Here, the authoring panel denied the motion for rehearing. The court, en banc, requested and received a response to the second issue raised in the motion for reconsideration en banc: whether “[e]ven if legally insufficient, this case should be remanded for a new trial.” The court subsequently granted en banc reconsideration of the second issue in the Department's motion to reconsider the panel's disposition of the appeal to ensure uniformity in this court's decisions. See Tex. R. App. P. 41.2(c). The panel's July 1, 2020 opinion, holding the evidence presented at trial was legally insufficient to support the trial court's finding that termination of the parent-child relationship between William and J.M.T. was in the child's best interest, remains the opinion of the court. See J.M.T., 2020 WL 3547971. However, we withdraw the judgment issued July 1, 2020, and substitute the one issued today.

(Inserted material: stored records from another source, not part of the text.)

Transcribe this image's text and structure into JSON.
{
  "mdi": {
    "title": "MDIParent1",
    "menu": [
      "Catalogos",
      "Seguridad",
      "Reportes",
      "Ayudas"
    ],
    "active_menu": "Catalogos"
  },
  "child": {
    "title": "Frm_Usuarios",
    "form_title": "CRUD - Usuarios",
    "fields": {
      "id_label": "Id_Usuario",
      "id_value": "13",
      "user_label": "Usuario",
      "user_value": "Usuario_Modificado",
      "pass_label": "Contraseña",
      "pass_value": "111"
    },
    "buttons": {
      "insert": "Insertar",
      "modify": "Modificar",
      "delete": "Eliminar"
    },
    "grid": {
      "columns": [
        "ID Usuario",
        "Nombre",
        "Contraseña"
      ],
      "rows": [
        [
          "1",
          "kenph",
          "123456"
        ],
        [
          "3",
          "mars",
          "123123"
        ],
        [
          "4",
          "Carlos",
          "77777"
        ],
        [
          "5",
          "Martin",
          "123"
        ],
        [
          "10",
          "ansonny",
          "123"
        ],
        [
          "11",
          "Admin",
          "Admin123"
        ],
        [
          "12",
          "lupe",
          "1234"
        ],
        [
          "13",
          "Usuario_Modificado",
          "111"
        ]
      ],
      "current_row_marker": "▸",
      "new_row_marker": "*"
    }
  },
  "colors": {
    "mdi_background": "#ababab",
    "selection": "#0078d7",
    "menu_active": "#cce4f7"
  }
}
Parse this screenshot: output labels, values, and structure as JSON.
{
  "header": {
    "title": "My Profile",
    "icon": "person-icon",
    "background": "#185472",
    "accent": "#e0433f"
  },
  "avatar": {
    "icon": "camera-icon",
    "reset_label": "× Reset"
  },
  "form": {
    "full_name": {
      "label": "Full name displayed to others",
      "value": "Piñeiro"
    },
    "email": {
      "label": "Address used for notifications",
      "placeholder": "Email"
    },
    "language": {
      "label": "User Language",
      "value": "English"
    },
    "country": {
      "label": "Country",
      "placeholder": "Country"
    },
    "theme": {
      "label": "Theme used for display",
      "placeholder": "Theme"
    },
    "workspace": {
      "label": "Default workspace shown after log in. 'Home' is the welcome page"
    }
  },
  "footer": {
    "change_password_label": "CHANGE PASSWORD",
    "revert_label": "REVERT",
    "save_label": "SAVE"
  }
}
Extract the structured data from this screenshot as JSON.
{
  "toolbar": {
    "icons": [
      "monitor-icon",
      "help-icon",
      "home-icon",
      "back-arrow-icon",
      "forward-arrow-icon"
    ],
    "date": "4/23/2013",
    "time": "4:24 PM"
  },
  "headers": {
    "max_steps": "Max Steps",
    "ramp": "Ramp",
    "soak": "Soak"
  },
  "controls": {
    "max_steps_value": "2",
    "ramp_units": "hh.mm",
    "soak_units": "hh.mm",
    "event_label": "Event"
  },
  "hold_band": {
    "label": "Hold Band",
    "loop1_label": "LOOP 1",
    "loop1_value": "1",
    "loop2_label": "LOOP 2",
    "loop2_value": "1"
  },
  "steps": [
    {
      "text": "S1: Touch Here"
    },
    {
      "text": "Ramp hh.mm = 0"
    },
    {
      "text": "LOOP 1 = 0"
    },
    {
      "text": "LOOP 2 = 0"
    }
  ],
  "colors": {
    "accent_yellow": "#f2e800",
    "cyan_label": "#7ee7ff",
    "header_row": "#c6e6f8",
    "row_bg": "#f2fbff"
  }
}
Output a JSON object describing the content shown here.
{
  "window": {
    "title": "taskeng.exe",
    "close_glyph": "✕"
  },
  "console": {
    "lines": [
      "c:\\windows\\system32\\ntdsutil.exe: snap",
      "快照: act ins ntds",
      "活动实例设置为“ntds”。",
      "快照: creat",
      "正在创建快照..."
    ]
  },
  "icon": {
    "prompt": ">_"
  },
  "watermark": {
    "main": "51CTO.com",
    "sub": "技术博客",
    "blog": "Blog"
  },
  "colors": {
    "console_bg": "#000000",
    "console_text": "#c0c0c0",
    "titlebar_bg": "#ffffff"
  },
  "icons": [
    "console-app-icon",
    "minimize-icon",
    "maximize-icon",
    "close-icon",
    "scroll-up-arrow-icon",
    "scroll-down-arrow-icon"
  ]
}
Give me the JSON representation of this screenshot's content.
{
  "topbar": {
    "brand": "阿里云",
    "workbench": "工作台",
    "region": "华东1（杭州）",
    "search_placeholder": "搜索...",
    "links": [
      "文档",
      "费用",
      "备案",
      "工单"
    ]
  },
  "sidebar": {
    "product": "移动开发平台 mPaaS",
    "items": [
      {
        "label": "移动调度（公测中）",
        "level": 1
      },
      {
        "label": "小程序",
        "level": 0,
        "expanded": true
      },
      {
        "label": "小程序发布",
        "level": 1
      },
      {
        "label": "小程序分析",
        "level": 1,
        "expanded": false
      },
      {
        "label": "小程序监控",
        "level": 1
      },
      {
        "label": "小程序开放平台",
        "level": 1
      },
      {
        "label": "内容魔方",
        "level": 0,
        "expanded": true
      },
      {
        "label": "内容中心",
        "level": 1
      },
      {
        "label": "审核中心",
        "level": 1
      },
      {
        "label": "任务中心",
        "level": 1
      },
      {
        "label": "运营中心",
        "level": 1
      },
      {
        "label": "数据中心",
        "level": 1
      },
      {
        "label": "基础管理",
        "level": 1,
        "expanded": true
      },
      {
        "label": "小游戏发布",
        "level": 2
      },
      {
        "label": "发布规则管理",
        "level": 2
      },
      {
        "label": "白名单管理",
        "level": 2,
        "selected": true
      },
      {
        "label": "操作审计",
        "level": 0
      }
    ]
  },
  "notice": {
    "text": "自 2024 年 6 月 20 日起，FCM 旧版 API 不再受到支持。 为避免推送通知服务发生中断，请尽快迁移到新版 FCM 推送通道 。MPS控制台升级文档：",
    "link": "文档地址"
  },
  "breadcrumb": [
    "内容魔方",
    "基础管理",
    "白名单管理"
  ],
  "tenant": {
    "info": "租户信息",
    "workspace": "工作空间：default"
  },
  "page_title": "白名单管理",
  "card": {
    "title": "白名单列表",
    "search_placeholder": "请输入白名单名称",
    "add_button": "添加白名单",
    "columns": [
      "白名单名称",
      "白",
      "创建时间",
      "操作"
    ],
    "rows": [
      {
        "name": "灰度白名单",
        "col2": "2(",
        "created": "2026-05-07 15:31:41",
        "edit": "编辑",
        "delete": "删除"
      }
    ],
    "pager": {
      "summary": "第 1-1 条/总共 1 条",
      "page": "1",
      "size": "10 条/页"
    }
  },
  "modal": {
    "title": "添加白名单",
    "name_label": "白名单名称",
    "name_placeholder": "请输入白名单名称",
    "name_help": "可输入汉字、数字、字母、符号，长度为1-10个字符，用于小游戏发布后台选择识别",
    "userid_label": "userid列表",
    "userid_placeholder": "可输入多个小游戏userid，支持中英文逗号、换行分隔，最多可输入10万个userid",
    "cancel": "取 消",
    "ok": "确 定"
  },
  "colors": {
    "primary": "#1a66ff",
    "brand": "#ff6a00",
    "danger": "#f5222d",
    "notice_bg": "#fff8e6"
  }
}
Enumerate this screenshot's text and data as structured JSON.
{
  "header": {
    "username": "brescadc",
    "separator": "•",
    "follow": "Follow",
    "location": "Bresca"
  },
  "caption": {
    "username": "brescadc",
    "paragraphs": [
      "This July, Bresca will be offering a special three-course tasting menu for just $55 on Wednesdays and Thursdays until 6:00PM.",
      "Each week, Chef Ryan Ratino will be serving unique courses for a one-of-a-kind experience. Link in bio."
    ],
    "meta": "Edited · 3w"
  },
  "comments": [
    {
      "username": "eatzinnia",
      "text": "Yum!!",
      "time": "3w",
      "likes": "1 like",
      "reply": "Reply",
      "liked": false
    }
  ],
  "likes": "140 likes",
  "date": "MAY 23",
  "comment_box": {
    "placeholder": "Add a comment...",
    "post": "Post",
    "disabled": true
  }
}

The General Rule Requiring Rendition of Judgment
When a party raises both legal and factual sufficiency points, the court of appeals should rule on the legal sufficiency point first. Glover v. Tex. Gen. Indem. Co., 619 S.W.2d 400, 401 (Tex. 1981) (citing Robert W. Calvert, “No Evidence” and “Insufficient Evidence” Points of Error, 38 Tex. L. Rev. 361, 369 (1960)). Generally, if the court of appeals sustains the legal sufficiency point, “it is the court's duty to render judgment for appellant.” Vista Chevrolet, Inc. v. Lewis, 709 S.W.2d 176, 176 (Tex. 1986). These principles, which are incorporated into Rule 43.3 of the Texas Rules of Appellate Procedure, are “mandatory and ․ courts of appeals are not at liberty to disregard them.” Bradleys' Elec., Inc. v. Cigna Lloyds Ins. Co., 995 S.W.2d 675, 677 (Tex. 1999). The principles apply equally in parental rights termination cases; if the court concludes the evidence is legally insufficient, “[r]endition of judgment in favor of the parent would generally be required.” In re J.F.C., 96 S.W.3d 256, 266 (Tex. 2002).
The “Interest of Justice” Exception
Notwithstanding the general rule, an appellate court has broad discretion to remand for a new trial in the interest of justice, even when rendition would otherwise be appropriate. See Tex. R. App. P. 43.3(b); Dahlberg v. Holden, 150 Tex. 179, 238 S.W.2d 699, 704 (1951). In order to properly exercise that discretion, the court must state it is doing so and the opinion must reflect the basis for the court's action. See Nat'l Life & Acc. Ins. Co. v. Blagg, 438 S.W.2d 905, 910 (Tex. 1969) (holding that where appellate court's opinion and judgment did not assign any reason for remanding case instead of rendering and did not reflect basis for the court's action, appellate court had not exercised its discretion and its judgment remanding for a new trial could not stand).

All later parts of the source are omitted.